Swisspass: Eine Karte doch nicht für alles

Mit dem Slogan «Einer für alles» wurde unter Federführung der SBB der Swisspass lanciert. Alle Abonnemente für die persönliche Mobilität auf einer Karte. Ein Kunde stellt allerdings fest: Noch lassen sich nicht einmal gebräuchliche SBB-Abos aufs rote Kärtchen laden.

Ruedi Estermann war kürzlich am SBB-Schalter, um für seinen ältesten Enkel eine Enkelkarte zu kaufen. Für 30 Franken kann er ihn so, ohne zusätzliches Billett, im öffentlichen Verkehr mitnehmen.

Aus dem Plan, die Enkelkarte wie das GA direkt auf den Swisspass zu laden, wurde allerdings nichts: «Ich habe nur so ein Zettelchen erhalten, ähnlich wie ein Bahnbillett», erzählt Estermann dem Konsumentenmagazin «Espresso» von Radio SRF 1.

Das einfachste der Welt?

Mit vier Enkeln hätten er und seine Frau in zwei Jahren also je vier solche Kärtchen im Portemonnaie.

Die SBB würden sich doch so attraktiv geben, meint Estermann. Weshalb könne dann die Enkelkarte nicht auf den Swisspass geladen werden? «Das wäre doch das Einfachste der Welt.»

Ganz so einfach sei dies nicht, widerspricht SBB-Sprecher Reto Schärli. Der Swisspass sei eben nicht nur ein Produkt der SBB, sondern von rund 200 Transportunternehmungen. Jedes dieser Unternehmen müsse alle Abos auf dem Swisspass lesen können, damit dieser kundenfreundlich sei. «Dafür», meint Schärli, «müssen im Hintergrund noch ein paar technische Hürden übersprungen werden.»

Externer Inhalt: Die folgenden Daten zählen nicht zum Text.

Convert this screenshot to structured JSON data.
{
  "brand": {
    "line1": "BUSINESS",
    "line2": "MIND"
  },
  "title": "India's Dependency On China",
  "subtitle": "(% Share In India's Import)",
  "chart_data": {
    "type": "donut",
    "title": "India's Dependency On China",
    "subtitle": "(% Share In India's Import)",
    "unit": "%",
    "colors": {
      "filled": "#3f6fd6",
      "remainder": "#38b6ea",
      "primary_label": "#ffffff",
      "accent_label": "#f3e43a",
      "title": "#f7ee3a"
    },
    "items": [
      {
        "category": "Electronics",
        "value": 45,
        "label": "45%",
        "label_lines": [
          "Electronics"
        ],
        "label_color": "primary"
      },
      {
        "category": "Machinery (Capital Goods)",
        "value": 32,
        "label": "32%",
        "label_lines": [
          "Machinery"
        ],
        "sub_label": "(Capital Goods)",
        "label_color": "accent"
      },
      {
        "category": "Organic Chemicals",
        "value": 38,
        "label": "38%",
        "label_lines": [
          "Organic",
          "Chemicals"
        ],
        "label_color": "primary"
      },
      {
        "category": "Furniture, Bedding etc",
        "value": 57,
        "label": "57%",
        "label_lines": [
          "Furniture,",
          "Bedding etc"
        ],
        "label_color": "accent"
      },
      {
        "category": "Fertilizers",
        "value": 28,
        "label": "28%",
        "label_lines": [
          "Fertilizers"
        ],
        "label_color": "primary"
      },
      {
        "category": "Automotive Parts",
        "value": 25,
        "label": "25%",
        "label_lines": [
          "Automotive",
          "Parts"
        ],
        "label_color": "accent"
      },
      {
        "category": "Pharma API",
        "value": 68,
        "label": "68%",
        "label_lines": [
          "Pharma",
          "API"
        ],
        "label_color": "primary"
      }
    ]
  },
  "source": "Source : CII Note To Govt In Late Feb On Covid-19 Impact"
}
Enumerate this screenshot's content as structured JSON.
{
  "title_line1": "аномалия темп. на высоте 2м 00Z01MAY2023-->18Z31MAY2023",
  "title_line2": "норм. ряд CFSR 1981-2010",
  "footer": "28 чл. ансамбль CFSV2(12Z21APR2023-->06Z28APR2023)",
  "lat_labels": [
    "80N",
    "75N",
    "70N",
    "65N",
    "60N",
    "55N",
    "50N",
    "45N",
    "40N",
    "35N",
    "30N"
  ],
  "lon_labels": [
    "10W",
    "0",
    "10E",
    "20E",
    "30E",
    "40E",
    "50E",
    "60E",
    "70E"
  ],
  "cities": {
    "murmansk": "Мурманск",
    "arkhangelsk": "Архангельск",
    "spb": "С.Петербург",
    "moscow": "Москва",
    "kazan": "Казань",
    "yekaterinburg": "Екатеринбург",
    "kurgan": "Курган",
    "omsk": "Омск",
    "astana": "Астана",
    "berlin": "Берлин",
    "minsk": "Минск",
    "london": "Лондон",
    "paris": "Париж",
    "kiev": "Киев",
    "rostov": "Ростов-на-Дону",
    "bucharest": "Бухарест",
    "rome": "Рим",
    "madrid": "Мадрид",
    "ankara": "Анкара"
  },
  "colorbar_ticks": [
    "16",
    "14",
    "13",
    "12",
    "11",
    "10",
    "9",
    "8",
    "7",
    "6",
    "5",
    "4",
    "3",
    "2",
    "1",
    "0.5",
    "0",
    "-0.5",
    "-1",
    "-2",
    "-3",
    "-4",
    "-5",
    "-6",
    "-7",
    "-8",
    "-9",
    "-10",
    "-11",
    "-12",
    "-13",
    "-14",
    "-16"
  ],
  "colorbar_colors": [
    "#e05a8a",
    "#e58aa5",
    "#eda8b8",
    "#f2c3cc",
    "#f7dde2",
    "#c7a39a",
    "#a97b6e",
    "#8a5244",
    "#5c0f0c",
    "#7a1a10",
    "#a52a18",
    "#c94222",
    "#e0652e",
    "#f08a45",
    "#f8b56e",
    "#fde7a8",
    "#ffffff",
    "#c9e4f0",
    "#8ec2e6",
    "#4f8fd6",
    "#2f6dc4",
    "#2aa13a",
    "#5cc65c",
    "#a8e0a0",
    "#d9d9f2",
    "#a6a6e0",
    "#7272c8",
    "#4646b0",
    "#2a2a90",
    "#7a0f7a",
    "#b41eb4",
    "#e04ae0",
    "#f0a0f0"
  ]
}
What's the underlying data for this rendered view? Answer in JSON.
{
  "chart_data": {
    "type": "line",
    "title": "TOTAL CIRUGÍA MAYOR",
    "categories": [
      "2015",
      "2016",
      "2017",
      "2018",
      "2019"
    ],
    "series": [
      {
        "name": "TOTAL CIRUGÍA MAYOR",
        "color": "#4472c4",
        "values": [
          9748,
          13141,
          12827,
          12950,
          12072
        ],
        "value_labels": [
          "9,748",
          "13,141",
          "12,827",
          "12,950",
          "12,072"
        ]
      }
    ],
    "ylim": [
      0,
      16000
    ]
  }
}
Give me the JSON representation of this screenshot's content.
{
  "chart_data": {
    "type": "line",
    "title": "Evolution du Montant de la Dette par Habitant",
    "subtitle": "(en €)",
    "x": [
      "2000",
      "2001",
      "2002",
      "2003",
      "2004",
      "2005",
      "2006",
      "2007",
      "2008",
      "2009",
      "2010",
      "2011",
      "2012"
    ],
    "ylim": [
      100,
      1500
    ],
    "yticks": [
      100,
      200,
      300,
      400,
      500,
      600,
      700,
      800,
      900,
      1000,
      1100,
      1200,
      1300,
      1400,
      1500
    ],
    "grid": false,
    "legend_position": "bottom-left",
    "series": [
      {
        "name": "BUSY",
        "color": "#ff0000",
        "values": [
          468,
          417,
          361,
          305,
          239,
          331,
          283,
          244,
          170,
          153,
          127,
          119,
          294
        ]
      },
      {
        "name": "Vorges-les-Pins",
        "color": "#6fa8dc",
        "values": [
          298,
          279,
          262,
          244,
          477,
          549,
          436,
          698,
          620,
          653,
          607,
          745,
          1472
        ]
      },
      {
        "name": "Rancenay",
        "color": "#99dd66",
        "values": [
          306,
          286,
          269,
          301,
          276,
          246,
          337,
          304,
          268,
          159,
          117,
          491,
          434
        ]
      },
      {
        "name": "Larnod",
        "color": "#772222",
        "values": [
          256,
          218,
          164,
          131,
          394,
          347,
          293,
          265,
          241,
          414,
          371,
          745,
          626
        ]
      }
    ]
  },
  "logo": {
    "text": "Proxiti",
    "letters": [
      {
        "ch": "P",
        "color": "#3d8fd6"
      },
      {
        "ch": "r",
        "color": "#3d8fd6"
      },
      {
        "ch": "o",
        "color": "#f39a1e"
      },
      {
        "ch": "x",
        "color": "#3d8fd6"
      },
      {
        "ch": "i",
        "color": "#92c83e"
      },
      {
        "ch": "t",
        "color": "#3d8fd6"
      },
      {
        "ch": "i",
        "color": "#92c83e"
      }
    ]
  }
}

Noch kein Termin für Enkelkarte auf Swisspass

Sobald dies so weit sei, würden auch die Enkelkarte oder die Juniorkarte für die eigenen Kinder auf den Swisspass geladen. Einen Zeitplan dafür gebe es aber noch nicht, sagt Schärli. Zunächst kämen Ende Jahr die Abos von zwei Westschweizer Verkehrsverbünden auf den Swisspass.